Last month, Lierman’s office released a report conducted alongside the University of Maryland, College Park’s Robert H. Smith School of Business that analyzed the state’s relationship with, and economic dependence on, the federal government.
That report called the federal government Maryland’s “economic engine.” Last year, the state received more than $150 billion in federal wages and retirement income, contracts, grants, and direct payments, which includes Social Security. That makes up 10% of the state’s entire Gross Domestic Product.
All told, there are almost 230,000 residents employed by the federal government, making up about 6% of the total workforce and almost $27 billion in wages, the report said.
Lierman said the report was created to give the state a baseline understanding of the importance of federal support for Maryland’s economy as it tracks changes going forward.
“We have had a happy marriage,” Lierman said. “But we are really teetering now and sort of counting up the assets, because we may be splitting.”
The meeting came less than a week after the U.S. Department of Labor released its monthly jobs report, which showed that Maryland lost about 8,500 jobs in June. Of those positions, there was an estimated decrease of 3,500 federal jobs — the largest single-month drop in almost three decades.

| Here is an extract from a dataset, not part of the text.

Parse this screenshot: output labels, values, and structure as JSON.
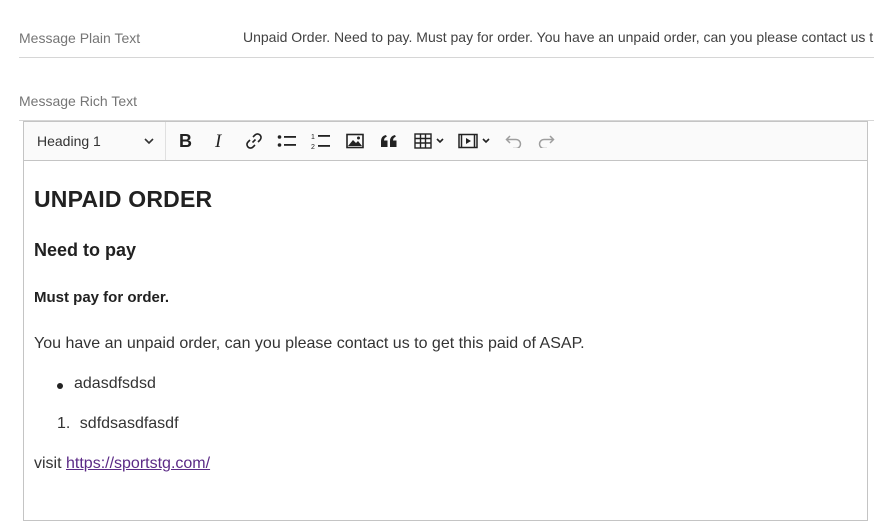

“We saw pretty major job losses in the June jobs report for Maryland, and that data will eventually find its way to our revenue,” Lierman said.
In March, the state’s Board of Revenue Estimates projected that about 30,000 federal workers in Maryland would lose their jobs this year. That would see a total loss of about $3 billion in wages, the board estimated.
Seigel said at the board’s next meeting in September, it will release updated estimates for the year.